Kurt Beck, the weakened leader of Germany’s Social Democrats, on Monday dismissed suggestions he would resign and challenged his party to face up to “new political realities” by forging links with the country’s resurgent ex-communists.
The SPD, junior partner in chancellor Angela Merkel’s ruling grand coalition, needed a “a new positioning” towards possible coalition partners, including the Left party, which includes ex-communists and dissident Social Democrats, Mr Beck told a packed press conference in Berlin. He added emphatically that he intended to “keep hold of the reins” of the SPD.
“The rise of the Left party and therefore of a five-party system is a reflection of reality in our society and we must tackle this reality; this is different to [Germany] 10 years ago,” he said.
Mr Beck’s warning came against a backdrop of a marked fall in his personal ratings and support for the SPD following a series of political blunders that have raised questions about his leadership and strategy of moving his party leftwards.
He defended his decision to endorse a possible tie-up between the SPD and the Left party in the regional parliament in Hesse, west Germany.
The move caused uproar within the SPD because of long-standing antagonism towards the Left, but on Monday Mr Beck said a new approach was needed.
Over the past 25 years Germany’s historic three-party system has expanded to include the Greens and, more recently, the Left party, with the result that neither the centre-left nor the centre-right – the country’s traditional political movements – are likely to command national majorities in the near future.
Mr Beck conceded that his leftward shift, aimed at limiting the influence the Left party, had failed. This year the Left party entered three important west German regional parliaments for the first time.

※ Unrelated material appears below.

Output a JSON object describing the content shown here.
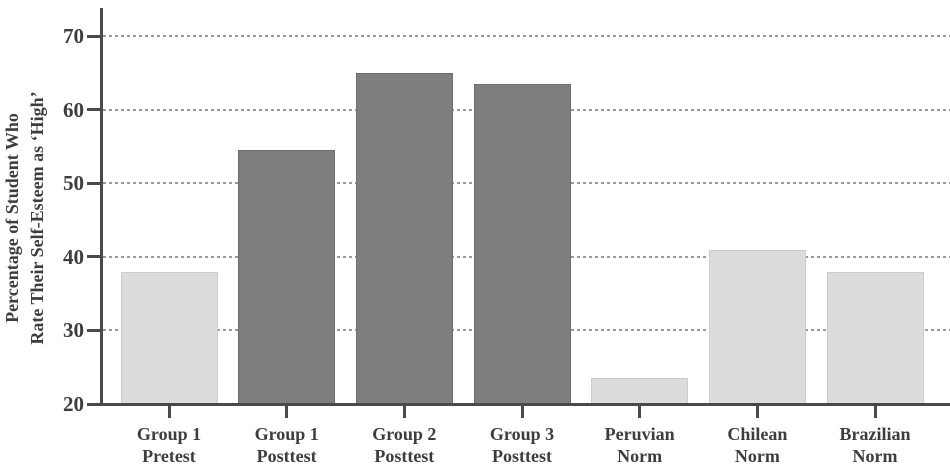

He stressed that, despite the new possibilities of regional alliances with the Left, a coalition at national level next year was ruled out, because of the ex-communists’ “irresponsible” foreign policy. He said the party’s rejection of Nato and of the European Union’s reform treaty made co-operation impossible.
He admitted he had made tactical “mistakes” in his handling of the Left party issue but denied he had broken a promise to voters. “We have to be able to change strategy, otherwise we are paralysed politically”.
Mr Beck had promised before the Hesse election in January that there would be no co-operation with the Left party. Oskar Niedermayer, politics expert at Berlin’s Free university, said voters would not accept the party leader’s excuse so easily. “His credibility is damaged,” he said.
Despite this, and pressure from the party’s pro-reform wing, Mr Beck remains the likely candidate to challenge chancellor Angela Merkel in next year’s national elections, party officials said.
●Mr Beck said the SPD would insist that under the partial privatisation of Deutsche Bahn, the state-owned railway operator would remain an integrated company and would not be broken up.